At masters level these groups had lower than average rates of progression, falling to an “exceptionally low” rate for research degrees, says a report commissioned by the Higher Education Academy.
“The very small numbers of graduates progressing to higher degrees from certain groups…means that very few such individuals are part of the supply ‘pipeline’ for those careers requiring postgraduate qualifications for entry,” reads the report.
“Sectors employing doctoral graduates –including, of course, higher education itself – thus face a regrettable lack of diversity in their workforce,” it adds.
The report is titled ‘Transition to higher degrees across the UK: An analysis of national, international and individual differences’.
Meanwhile within taught higher degrees, groups with Black African, Chinese and other Asian backgrounds had higher rates of progression, above white graduates and those of Indian and Pakistani ethnicity.
The study – which looked at full-time UK and EU domiciled first degree graduates completing their studies in 2009-10 and 2010-11 – also shows that women graduates progressed to postgraduate education at a lower rate than men, even taking into account difference in attainment and subject choice.
Across almost all subjects the percentage of men progressing to a taught master’s was generally around two percentage points higher than for women.
Meanwhile men’s rate of progression to research degree was “essentially twice that of women’s”, the report says.
The figures, derived from Higher Education Statistics Agency data, also show that inequalities exist between graduates of different social class and attending different institutions.
Graduates from the 30 most selective institutions progressed to a master’s degree at one-and-a-half times the rate of those from other institutions, and to a doctorate at almost five times the rate, says the report.
The HEA said the research, by Paul Wakeling and Gillian Hampden-Thompson at the University of York, would form a useful baseline when looking at the impact of recent increases in undergraduate fees on postgraduate study – a current focus of the Higher Education Funding Council for England.

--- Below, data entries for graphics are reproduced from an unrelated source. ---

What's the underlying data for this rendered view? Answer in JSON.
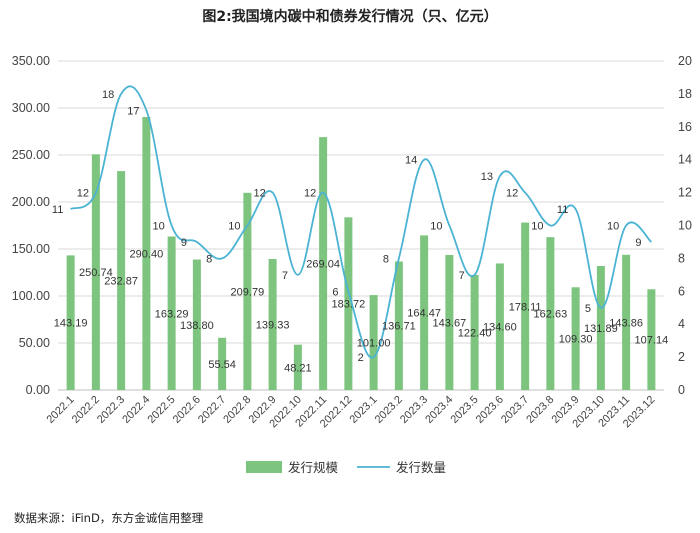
{
  "chart_data": {
    "type": "bar",
    "title": "图2:我国境内碳中和债券发行情况（只、亿元）",
    "categories": [
      "2022.1",
      "2022.2",
      "2022.3",
      "2022.4",
      "2022.5",
      "2022.6",
      "2022.7",
      "2022.8",
      "2022.9",
      "2022.10",
      "2022.11",
      "2022.12",
      "2023.1",
      "2023.2",
      "2023.3",
      "2023.4",
      "2023.5",
      "2023.6",
      "2023.7",
      "2023.8",
      "2023.9",
      "2023.10",
      "2023.11",
      "2023.12"
    ],
    "series": [
      {
        "name": "发行规模",
        "type": "bar",
        "axis": "left",
        "color": "#7dc47f",
        "values": [
          143.19,
          250.74,
          232.87,
          290.4,
          163.29,
          138.8,
          55.54,
          209.79,
          139.33,
          48.21,
          269.04,
          183.72,
          101.0,
          136.71,
          164.47,
          143.67,
          122.4,
          134.6,
          178.11,
          162.63,
          109.3,
          131.89,
          143.86,
          107.14
        ],
        "labels": [
          "143.19",
          "250.74",
          "232.87",
          "290.40",
          "163.29",
          "138.80",
          "55.54",
          "209.79",
          "139.33",
          "48.21",
          "269.04",
          "183.72",
          "101.00",
          "136.71",
          "164.47",
          "143.67",
          "122.40",
          "134.60",
          "178.11",
          "162.63",
          "109.30",
          "131.89",
          "143.86",
          "107.14"
        ]
      },
      {
        "name": "发行数量",
        "type": "line",
        "axis": "right",
        "color": "#4bb3d3",
        "values": [
          11,
          12,
          18,
          17,
          10,
          9,
          8,
          10,
          12,
          7,
          12,
          6,
          2,
          8,
          14,
          10,
          7,
          13,
          12,
          10,
          11,
          5,
          10,
          9
        ],
        "labels": [
          "11",
          "12",
          "18",
          "17",
          "10",
          "9",
          "8",
          "10",
          "12",
          "7",
          "12",
          "6",
          "2",
          "8",
          "14",
          "10",
          "7",
          "13",
          "12",
          "10",
          "11",
          "5",
          "10",
          "9"
        ]
      }
    ],
    "y_left": {
      "lim": [
        0,
        350
      ],
      "ticks": [
        "0.00",
        "50.00",
        "100.00",
        "150.00",
        "200.00",
        "250.00",
        "300.00",
        "350.00"
      ]
    },
    "y_right": {
      "lim": [
        0,
        20
      ],
      "ticks": [
        "0",
        "2",
        "4",
        "6",
        "8",
        "10",
        "12",
        "14",
        "16",
        "18",
        "20"
      ]
    },
    "grid": true,
    "legend": "bottom-center"
  },
  "source_note": "数据来源：iFinD，东方金诚信用整理"
}
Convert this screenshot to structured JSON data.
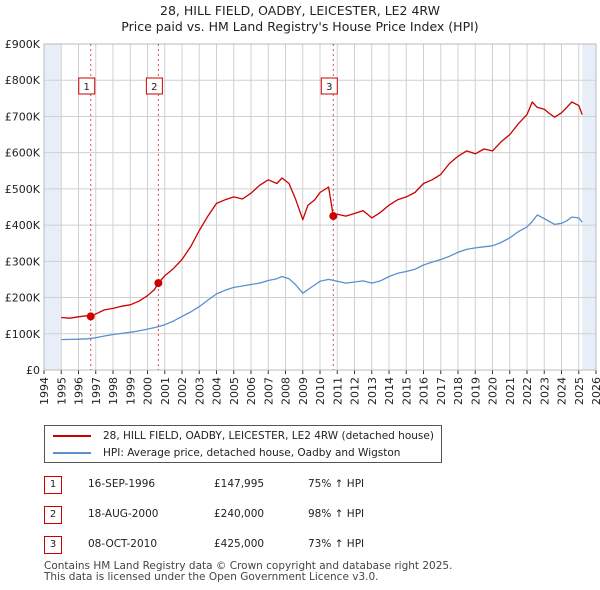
{
  "title": "28, HILL FIELD, OADBY, LEICESTER, LE2 4RW",
  "subtitle": "Price paid vs. HM Land Registry's House Price Index (HPI)",
  "colors": {
    "property": "#cc0000",
    "hpi": "#5b8fd0",
    "shade": "#e8eef8",
    "vline": "#cc0000"
  },
  "chart_data": {
    "type": "line",
    "title": "Price paid vs. HM Land Registry's House Price Index (HPI)",
    "xlabel": "",
    "ylabel": "",
    "xlim": [
      1994,
      2026
    ],
    "ylim": [
      0,
      900000
    ],
    "x_ticks": [
      1994,
      1995,
      1996,
      1997,
      1998,
      1999,
      2000,
      2001,
      2002,
      2003,
      2004,
      2005,
      2006,
      2007,
      2008,
      2009,
      2010,
      2011,
      2012,
      2013,
      2014,
      2015,
      2016,
      2017,
      2018,
      2019,
      2020,
      2021,
      2022,
      2023,
      2024,
      2025,
      2026
    ],
    "y_ticks": [
      {
        "value": 0,
        "label": "£0"
      },
      {
        "value": 100000,
        "label": "£100K"
      },
      {
        "value": 200000,
        "label": "£200K"
      },
      {
        "value": 300000,
        "label": "£300K"
      },
      {
        "value": 400000,
        "label": "£400K"
      },
      {
        "value": 500000,
        "label": "£500K"
      },
      {
        "value": 600000,
        "label": "£600K"
      },
      {
        "value": 700000,
        "label": "£700K"
      },
      {
        "value": 800000,
        "label": "£800K"
      },
      {
        "value": 900000,
        "label": "£900K"
      }
    ],
    "grid": true,
    "shaded_ranges": [
      [
        1994,
        1995
      ],
      [
        2025.2,
        2026
      ]
    ],
    "series": [
      {
        "name": "28, HILL FIELD, OADBY, LEICESTER, LE2 4RW (detached house)",
        "x": [
          1995.0,
          1995.5,
          1996.0,
          1996.5,
          1996.71,
          1997.0,
          1997.5,
          1998.0,
          1998.5,
          1999.0,
          1999.5,
          2000.0,
          2000.4,
          2000.63,
          2001.0,
          2001.5,
          2002.0,
          2002.5,
          2003.0,
          2003.5,
          2004.0,
          2004.5,
          2005.0,
          2005.5,
          2006.0,
          2006.5,
          2007.0,
          2007.5,
          2007.8,
          2008.2,
          2008.6,
          2009.0,
          2009.3,
          2009.7,
          2010.0,
          2010.5,
          2010.77,
          2011.0,
          2011.5,
          2012.0,
          2012.5,
          2013.0,
          2013.5,
          2014.0,
          2014.5,
          2015.0,
          2015.5,
          2016.0,
          2016.5,
          2017.0,
          2017.5,
          2018.0,
          2018.5,
          2019.0,
          2019.5,
          2020.0,
          2020.5,
          2021.0,
          2021.5,
          2022.0,
          2022.3,
          2022.6,
          2023.0,
          2023.3,
          2023.6,
          2024.0,
          2024.3,
          2024.6,
          2025.0,
          2025.2
        ],
        "y": [
          145000,
          143000,
          147000,
          150000,
          147995,
          155000,
          166000,
          170000,
          176000,
          180000,
          190000,
          205000,
          222000,
          240000,
          260000,
          280000,
          305000,
          340000,
          385000,
          425000,
          460000,
          470000,
          478000,
          472000,
          488000,
          510000,
          525000,
          515000,
          530000,
          515000,
          470000,
          415000,
          455000,
          470000,
          490000,
          505000,
          425000,
          430000,
          425000,
          432000,
          440000,
          420000,
          435000,
          455000,
          470000,
          478000,
          490000,
          515000,
          525000,
          540000,
          570000,
          590000,
          605000,
          597000,
          610000,
          605000,
          630000,
          650000,
          680000,
          705000,
          740000,
          725000,
          720000,
          708000,
          698000,
          710000,
          725000,
          740000,
          730000,
          705000
        ]
      },
      {
        "name": "HPI: Average price, detached house, Oadby and Wigston",
        "x": [
          1995.0,
          1995.5,
          1996.0,
          1996.5,
          1997.0,
          1997.5,
          1998.0,
          1998.5,
          1999.0,
          1999.5,
          2000.0,
          2000.5,
          2001.0,
          2001.5,
          2002.0,
          2002.5,
          2003.0,
          2003.5,
          2004.0,
          2004.5,
          2005.0,
          2005.5,
          2006.0,
          2006.5,
          2007.0,
          2007.5,
          2007.8,
          2008.2,
          2008.6,
          2009.0,
          2009.3,
          2009.7,
          2010.0,
          2010.5,
          2011.0,
          2011.5,
          2012.0,
          2012.5,
          2013.0,
          2013.5,
          2014.0,
          2014.5,
          2015.0,
          2015.5,
          2016.0,
          2016.5,
          2017.0,
          2017.5,
          2018.0,
          2018.5,
          2019.0,
          2019.5,
          2020.0,
          2020.5,
          2021.0,
          2021.5,
          2022.0,
          2022.3,
          2022.6,
          2023.0,
          2023.3,
          2023.6,
          2024.0,
          2024.3,
          2024.6,
          2025.0,
          2025.2
        ],
        "y": [
          84000,
          84500,
          85000,
          86000,
          89000,
          94000,
          98000,
          101000,
          104000,
          108000,
          113000,
          118000,
          125000,
          135000,
          148000,
          160000,
          175000,
          193000,
          210000,
          220000,
          228000,
          232000,
          236000,
          240000,
          247000,
          252000,
          258000,
          252000,
          235000,
          212000,
          222000,
          235000,
          245000,
          250000,
          245000,
          240000,
          243000,
          246000,
          240000,
          246000,
          258000,
          267000,
          272000,
          278000,
          290000,
          298000,
          305000,
          314000,
          325000,
          333000,
          337000,
          340000,
          343000,
          352000,
          365000,
          382000,
          395000,
          410000,
          428000,
          418000,
          410000,
          402000,
          405000,
          412000,
          422000,
          420000,
          408000
        ]
      }
    ],
    "markers": [
      {
        "id": "1",
        "x": 1996.71,
        "y": 147995
      },
      {
        "id": "2",
        "x": 2000.63,
        "y": 240000
      },
      {
        "id": "3",
        "x": 2010.77,
        "y": 425000
      }
    ]
  },
  "legend": {
    "property_label": "28, HILL FIELD, OADBY, LEICESTER, LE2 4RW (detached house)",
    "hpi_label": "HPI: Average price, detached house, Oadby and Wigston"
  },
  "transactions": [
    {
      "id": "1",
      "date": "16-SEP-1996",
      "price": "£147,995",
      "hpi": "75% ↑ HPI"
    },
    {
      "id": "2",
      "date": "18-AUG-2000",
      "price": "£240,000",
      "hpi": "98% ↑ HPI"
    },
    {
      "id": "3",
      "date": "08-OCT-2010",
      "price": "£425,000",
      "hpi": "73% ↑ HPI"
    }
  ],
  "footer": {
    "line1": "Contains HM Land Registry data © Crown copyright and database right 2025.",
    "line2": "This data is licensed under the Open Government Licence v3.0."
  }
}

“Just as widening participation at undergraduate level reaches out to pupils in low participation neighbourhoods, there is a case for targeting high-achieving graduates from the less selective institutions,” said Dr Wakeling.
Writing in the report’s foreword, HEA chief executive Craig Mahoney said the situation “plainly isn’t good enough”.
“The postgraduate population should reflect the full range of talent and diversity in the population as a whole,” he said.